Previously, these higher earners, whose spending contributes far more to inflation, had been directing this money to personal costs. Now it will have to go towards student loans.
The Anti-Relief View: Inflation Will Rise
1.) The Moratorium on Loan Repayments Will Continue to Be Delayed
As previously mentioned, defenders of Biden's relief package maintain that the president's plan is actually deflationary because student loan payments restart in December. While even critics of student relief hold this to be true, they are not convinced that loan repayments will start on time.
Looking back at the forbearance timeline, the original moratorium was announced in March 2020 and slated to expire in September 2020. Trump extended it twice - once to December 31, 2020 and then a second time to January 31, 2021.
When Biden took office, he extended the pause to September 2021, and then he extended it again to May 2022. And in his most recent extension in April, he extended it to August 31 of this year.
Critics maintain that with Biden's past willingness to delay repayments, there's no guarantee that the January 2023 date will be met. In all likelihood, the economic situation will be worse in January due to the Fed's rate hikes, giving Biden further reason to put off payments.
2.) Students Will Spend Their Money Now
Other critics of the executive order maintain that borrowers receiving government funds will be more likely to spend them immediately since they know that prices are rising.
Since it's more likely that inflation will continue to rise in 2023, critics believe students will rationally seek to avoid the loss of value of their spending power due to inflation.

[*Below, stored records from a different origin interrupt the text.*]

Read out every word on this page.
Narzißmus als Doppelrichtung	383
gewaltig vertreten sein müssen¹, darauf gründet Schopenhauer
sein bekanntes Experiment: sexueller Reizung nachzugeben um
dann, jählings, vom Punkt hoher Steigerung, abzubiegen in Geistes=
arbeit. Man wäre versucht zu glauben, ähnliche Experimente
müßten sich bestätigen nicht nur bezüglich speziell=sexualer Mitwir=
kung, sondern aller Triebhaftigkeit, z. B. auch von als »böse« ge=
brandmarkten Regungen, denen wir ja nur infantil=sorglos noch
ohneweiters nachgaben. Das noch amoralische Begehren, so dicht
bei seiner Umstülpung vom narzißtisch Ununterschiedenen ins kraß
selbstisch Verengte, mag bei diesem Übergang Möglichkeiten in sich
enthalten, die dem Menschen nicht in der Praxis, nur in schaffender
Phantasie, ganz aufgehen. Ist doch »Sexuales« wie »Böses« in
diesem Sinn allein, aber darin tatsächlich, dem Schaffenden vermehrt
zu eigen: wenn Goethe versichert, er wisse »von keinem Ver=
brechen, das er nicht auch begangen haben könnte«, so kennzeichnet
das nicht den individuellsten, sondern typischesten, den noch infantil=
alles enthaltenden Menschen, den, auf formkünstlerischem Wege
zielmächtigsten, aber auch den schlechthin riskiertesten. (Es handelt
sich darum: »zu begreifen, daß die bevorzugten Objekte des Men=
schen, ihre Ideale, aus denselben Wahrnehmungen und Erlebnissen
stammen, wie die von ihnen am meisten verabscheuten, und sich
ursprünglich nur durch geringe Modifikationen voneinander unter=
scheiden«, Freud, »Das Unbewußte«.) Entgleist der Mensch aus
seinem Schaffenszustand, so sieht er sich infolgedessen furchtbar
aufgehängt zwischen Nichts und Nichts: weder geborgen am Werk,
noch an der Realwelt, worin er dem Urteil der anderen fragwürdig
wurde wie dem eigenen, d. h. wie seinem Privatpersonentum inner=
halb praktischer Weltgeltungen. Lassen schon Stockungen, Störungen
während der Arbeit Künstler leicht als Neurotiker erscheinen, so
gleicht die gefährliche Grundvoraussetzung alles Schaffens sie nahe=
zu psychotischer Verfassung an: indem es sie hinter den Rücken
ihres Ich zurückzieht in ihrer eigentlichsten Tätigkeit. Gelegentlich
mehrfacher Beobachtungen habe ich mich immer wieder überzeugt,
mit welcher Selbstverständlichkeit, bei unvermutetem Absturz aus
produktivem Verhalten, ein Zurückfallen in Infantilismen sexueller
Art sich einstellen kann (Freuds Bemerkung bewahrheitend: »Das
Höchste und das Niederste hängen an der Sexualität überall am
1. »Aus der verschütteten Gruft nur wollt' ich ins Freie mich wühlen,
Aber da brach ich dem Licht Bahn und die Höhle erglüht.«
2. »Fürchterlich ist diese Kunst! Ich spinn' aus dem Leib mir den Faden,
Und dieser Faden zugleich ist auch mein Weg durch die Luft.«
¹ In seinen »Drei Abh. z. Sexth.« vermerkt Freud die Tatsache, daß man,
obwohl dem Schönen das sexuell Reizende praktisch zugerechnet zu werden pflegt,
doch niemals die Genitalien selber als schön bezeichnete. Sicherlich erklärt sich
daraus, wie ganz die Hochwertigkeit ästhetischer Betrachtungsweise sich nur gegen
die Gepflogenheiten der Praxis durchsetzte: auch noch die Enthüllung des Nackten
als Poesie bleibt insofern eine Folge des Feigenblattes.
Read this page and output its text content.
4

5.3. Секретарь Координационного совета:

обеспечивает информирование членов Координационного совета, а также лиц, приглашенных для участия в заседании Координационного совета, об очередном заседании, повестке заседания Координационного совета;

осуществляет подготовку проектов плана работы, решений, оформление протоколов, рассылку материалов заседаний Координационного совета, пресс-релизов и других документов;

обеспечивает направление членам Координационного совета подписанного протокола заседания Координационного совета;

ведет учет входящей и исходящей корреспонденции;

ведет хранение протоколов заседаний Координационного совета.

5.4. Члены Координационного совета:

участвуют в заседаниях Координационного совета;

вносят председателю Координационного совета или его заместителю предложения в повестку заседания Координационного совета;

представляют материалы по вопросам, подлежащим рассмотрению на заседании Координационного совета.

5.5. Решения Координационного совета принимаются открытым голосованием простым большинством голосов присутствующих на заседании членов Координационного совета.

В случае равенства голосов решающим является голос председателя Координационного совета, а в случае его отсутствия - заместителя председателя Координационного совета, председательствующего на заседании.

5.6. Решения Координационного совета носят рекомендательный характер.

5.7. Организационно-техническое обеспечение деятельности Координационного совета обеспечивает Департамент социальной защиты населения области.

3.) This May Not Be the Last Spending Round
Much like the first argument, many critics of Biden's proposal believe that this relief package will not be the last.
The Committee for a Responsible Federal Budget recently estimated that the total amount of student loan debt would return to $1.6 trillion four years after the $10,000 per borrower was canceled.
Since the Biden administration has now deemed this level as a crisis, there is no reason that there won't be another bailout in 2026.
Additionally, as Harvard Professor Jason Furman pointed out, Biden's EO creates an expectation of future action on debt, thus "encouraging higher tuition in the future, encouraging more borrowing, creating expectations of future debt forgiveness, and more."